The Human Model
How Sentinel evaluates AI agents as compositions of human-like dimensions.
Sentinel takes a fundamentally different approach to AI evaluation. Instead of only testing input/output accuracy, you evaluate agents across the same dimensions that make humans unique.
Philosophy
People are not defined by a single metric. They are evaluated across:
- Skills they have learned (can they do the job?)
- Personality traits that shape how they work (who are they?)
- Behavioral habits that emerge from experience (how do they react?)
- Thinking patterns that guide their reasoning (how do they think?)
- Communication preferences that define their voice (how do they talk?)
- Perceptual filters that determine what they notice (what do they see?)

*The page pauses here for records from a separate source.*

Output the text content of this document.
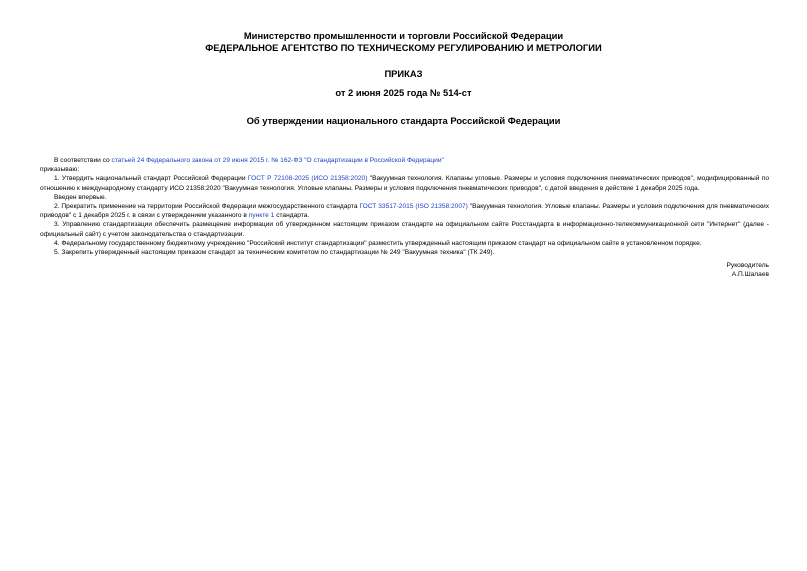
Министерство промышленности и торговли Российской Федерации

ФЕДЕРАЛЬНОЕ АГЕНТСТВО ПО ТЕХНИЧЕСКОМУ РЕГУЛИРОВАНИЮ И МЕТРОЛОГИИ

ПРИКАЗ
от 2 июня 2025 года № 514-ст
Об утверждении национального стандарта Российской Федерации

В соответствии со статьей 24 Федерального закона от 29 июня 2015 г. № 162-ФЗ "О стандартизации в Российской Федерации"

приказываю:

1. Утвердить национальный стандарт Российской Федерации ГОСТ Р 72108-2025 (ИСО 21358:2020) "Вакуумная технология. Клапаны угловые. Размеры и условия подключения пневматических приводов", модифицированный по отношению к международному стандарту ИСО 21358:2020 "Вакуумная технология. Угловые клапаны. Размеры и условия подключения пневматических приводов", с датой введения в действие 1 декабря 2025 года.

Введен впервые.

2. Прекратить применение на территории Российской Федерации межгосударственного стандарта ГОСТ 33517-2015 (ISO 21358:2007) "Вакуумная технология. Угловые клапаны. Размеры и условия подключения для пневматических приводов" с 1 декабря 2025 г. в связи с утверждением указанного в пункте 1 стандарта.

3. Управлению стандартизации обеспечить размещение информации об утвержденном настоящим приказом стандарте на официальном сайте Росстандарта в информационно-телекоммуникационной сети "Интернет" (далее - официальный сайт) с учетом законодательства о стандартизации.

4. Федеральному государственному бюджетному учреждению "Российский институт стандартизации" разместить утвержденный настоящим приказом стандарт на официальном сайте в установленном порядке.

5. Закрепить утвержденный настоящим приказом стандарт за техническим комитетом по стандартизации № 249 "Вакуумная техника" (ТК 249).

Руководитель
А.П.Шалаев
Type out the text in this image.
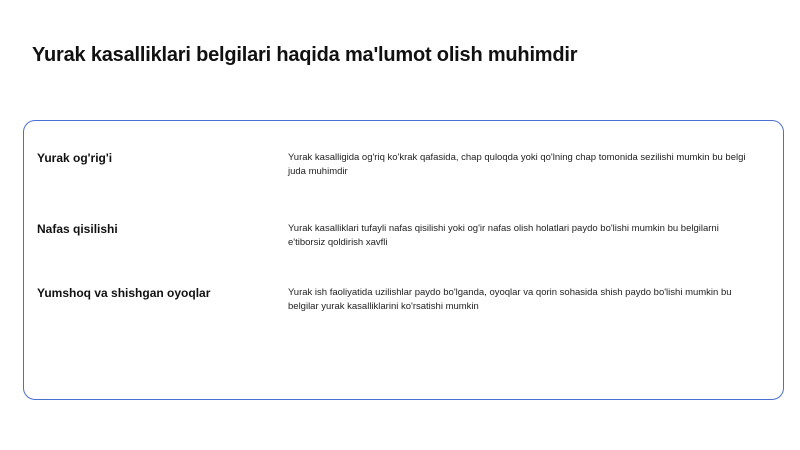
Yurak kasalliklari belgilari haqida ma'lumot olish muhimdir
Yurak og'rig'i	Yurak kasalligida og'riq ko'krak qafasida, chap quloqda yoki qo'lning chap tomonida sezilishi mumkin bu belgi juda muhimdir
Nafas qisilishi	Yurak kasalliklari tufayli nafas qisilishi yoki og'ir nafas olish holatlari paydo bo'lishi mumkin bu belgilarni e'tiborsiz qoldirish xavfli
Yumshoq va shishgan oyoqlar	Yurak ish faoliyatida uzilishlar paydo bo'lganda, oyoqlar va qorin sohasida shish paydo bo'lishi mumkin bu belgilar yurak kasalliklarini ko'rsatishi mumkin
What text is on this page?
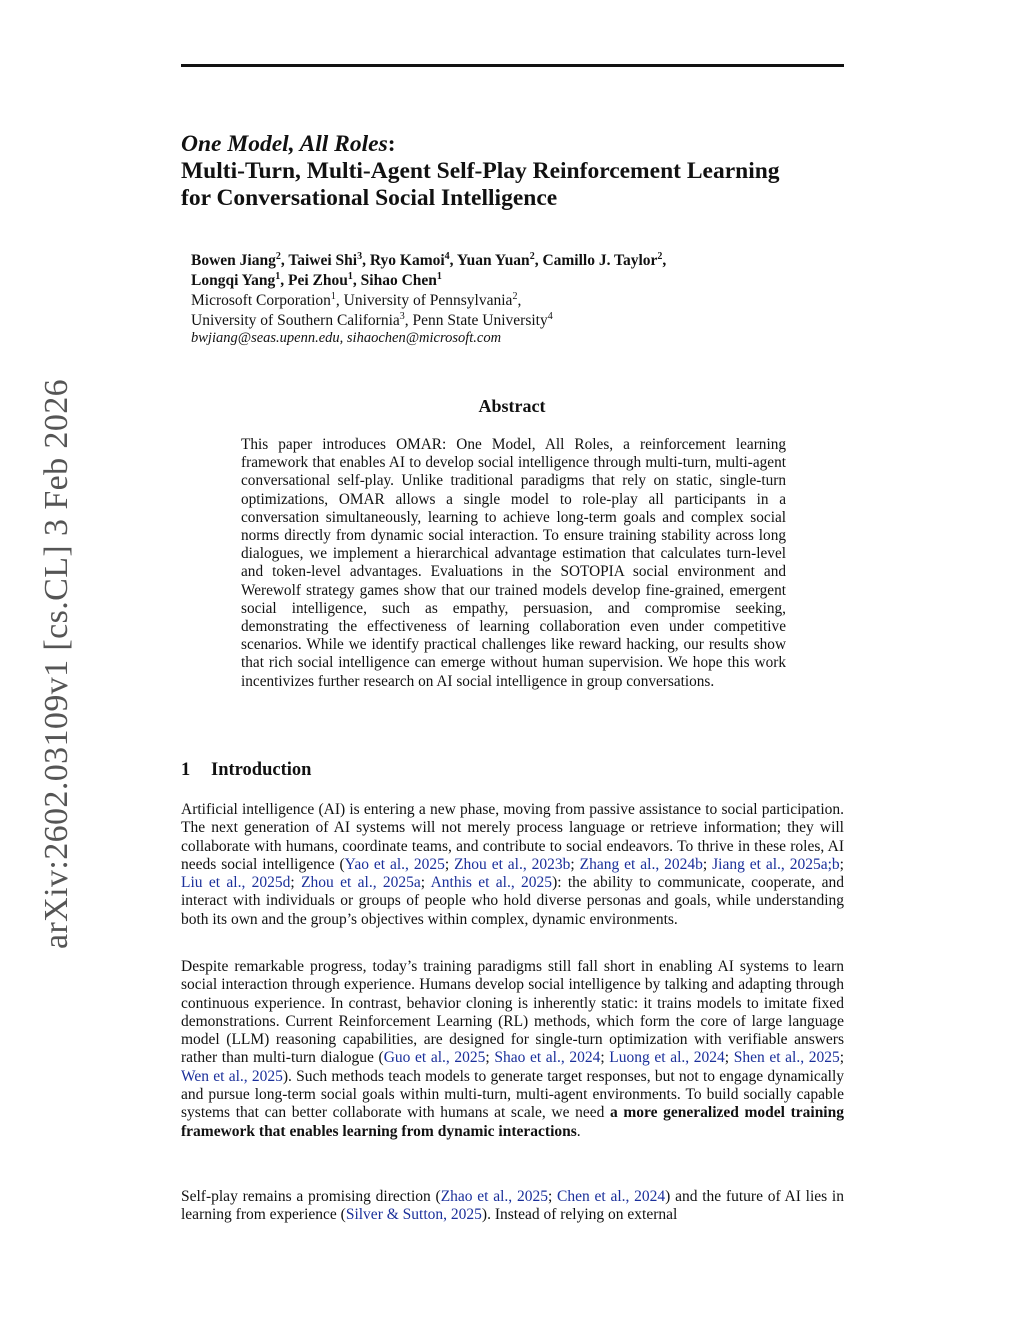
arXiv:2602.03109v1 [cs.CL] 3 Feb 2026
One Model, All Roles:
Multi-Turn, Multi-Agent Self-Play Reinforcement Learning
for Conversational Social Intelligence
Bowen Jiang$^2$, Taiwei Shi$^3$, Ryo Kamoi$^4$, Yuan Yuan$^2$, Camillo J. Taylor$^2$,
Longqi Yang$^1$, Pei Zhou$^1$, Sihao Chen$^1$
Microsoft Corporation$^1$, University of Pennsylvania$^2$,
University of Southern California$^3$, Penn State University$^4$
bwjiang@seas.upenn.edu, sihaochen@microsoft.com
Abstract
This paper introduces OMAR: One Model, All Roles, a reinforcement learning framework that enables AI to develop social intelligence through multi-turn, multi-agent conversational self-play. Unlike traditional paradigms that rely on static, single-turn optimizations, OMAR allows a single model to role-play all participants in a conversation simultaneously, learning to achieve long-term goals and complex social norms directly from dynamic social interaction. To ensure training stability across long dialogues, we implement a hierarchical advantage estimation that calculates turn-level and token-level advantages. Evaluations in the SOTOPIA social environment and Werewolf strategy games show that our trained models develop fine-grained, emergent social intelligence, such as empathy, persuasion, and compromise seeking, demonstrating the effectiveness of learning collaboration even under competitive scenarios. While we identify practical challenges like reward hacking, our results show that rich social intelligence can emerge without human supervision. We hope this work incentivizes further research on AI social intelligence in group conversations.
1 Introduction

Artificial intelligence (AI) is entering a new phase, moving from passive assistance to social participation. The next generation of AI systems will not merely process language or retrieve information; they will collaborate with humans, coordinate teams, and contribute to social endeavors. To thrive in these roles, AI needs social intelligence (Yao et al., 2025; Zhou et al., 2023b; Zhang et al., 2024b; Jiang et al., 2025a;b; Liu et al., 2025d; Zhou et al., 2025a; Anthis et al., 2025): the ability to communicate, cooperate, and interact with individuals or groups of people who hold diverse personas and goals, while understanding both its own and the group’s objectives within complex, dynamic environments.

Despite remarkable progress, today’s training paradigms still fall short in enabling AI systems to learn social interaction through experience. Humans develop social intelligence by talking and adapting through continuous experience. In contrast, behavior cloning is inherently static: it trains models to imitate fixed demonstrations. Current Reinforcement Learning (RL) methods, which form the core of large language model (LLM) reasoning capabilities, are designed for single-turn optimization with verifiable answers rather than multi-turn dialogue (Guo et al., 2025; Shao et al., 2024; Luong et al., 2024; Shen et al., 2025; Wen et al., 2025). Such methods teach models to generate target responses, but not to engage dynamically and pursue long-term social goals within multi-turn, multi-agent environments. To build socially capable systems that can better collaborate with humans at scale, we need a more generalized model training framework that enables learning from dynamic interactions.

Self-play remains a promising direction (Zhao et al., 2025; Chen et al., 2024) and the future of AI lies in learning from experience (Silver & Sutton, 2025). Instead of relying on external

Sentinel makes each of these a first-class evaluation dimension.
The seven dimensions
| Dimension | Package | Scorer | Scenario | Description |
|---|---|---|---|---|
| Skill | scorer | skill_usage | skill_challenge | Tool selection, proficiency, correctness |
| Trait | scorer | trait_consistency | trait_probe | Personality consistency across interactions |
| Behavior | scorer | behavior_trigger | behavior_trigger | Condition-triggered action patterns |
| Cognitive | scorer | cognitive_phase | cognitive_stress | Phase transitions, depth, focus |
| Communication | scorer | communication_style | comms_adaptation | Tone, formality, verbosity, technical level |
| Perception | scorer | perception_focus | perception_test | Attention filters and detail orientation |
| Persona | scorer | persona_coherence | persona_coherence | End-to-end identity coherence |
How it works
┌─────────────────┐
│ Test Scenario │
│ │
│ type: skill │
│ input: "..." │
│ expected: "..." │
└────────┬─────────┘
│
┌────────▼─────────┐
│ Target │
│ (LLM or Agent) │
│ │
│ persona: "..." │
└────────┬─────────┘
│
┌──────────────┼──────────────┐
│ │ │
┌────────▼──┐ ┌───────▼───┐ ┌──────▼──────┐
│ Output │ │ Run Trace │ │ Tool Calls │
│ (text) │ │ (steps) │ │ (actions) │
└────────┬──┘ └───────┬───┘ └──────┬──────┘
│ │ │
┌────────▼──────────────▼──────────────▼──────┐
│ Multi-Dimensional Scoring │
│ │
│ Skill: 0.92 │ Trait: 0.88 │ Comms: 0.95 │
│ Behavior: 1.0 │ Cognition: 0.85 │
└────────────────────────────────────────────────┘Scenario types
Each dimension has a corresponding scenario type that generates targeted test cases:
const (
ScenarioStandard = "standard" // Traditional input/output
ScenarioSkillChallenge = "skill_challenge" // Tool selection & proficiency
ScenarioTraitProbe = "trait_probe" // Personality consistency
ScenarioBehaviorTrigger = "behavior_trigger" // Condition-action patterns
ScenarioCognitiveStress = "cognitive_stress" // Thinking strategy transitions
ScenarioCommsAdaptation = "comms_adaptation" // Communication style
ScenarioPerceptionTest = "perception_test" // Attention & focus
ScenarioPersonaCoherence = "persona_coherence" // End-to-end identity
)Backward compatibility
Traditional LLM evals (input/output with standard scorers) still work exactly as before. The persona-aware testing is an additional layer — use it when testing AI agents with defined personas, skip it when testing raw LLM outputs.
DimensionScores
Both Run and Result entities carry a DimensionScores field that maps dimension names to scores:
DimensionScores map[string]float64
// e.g., {"skill": 0.92, "trait": 0.88, "communication": 0.95}These scores are aggregated from persona-aware scorers and provide a holistic view of agent performance.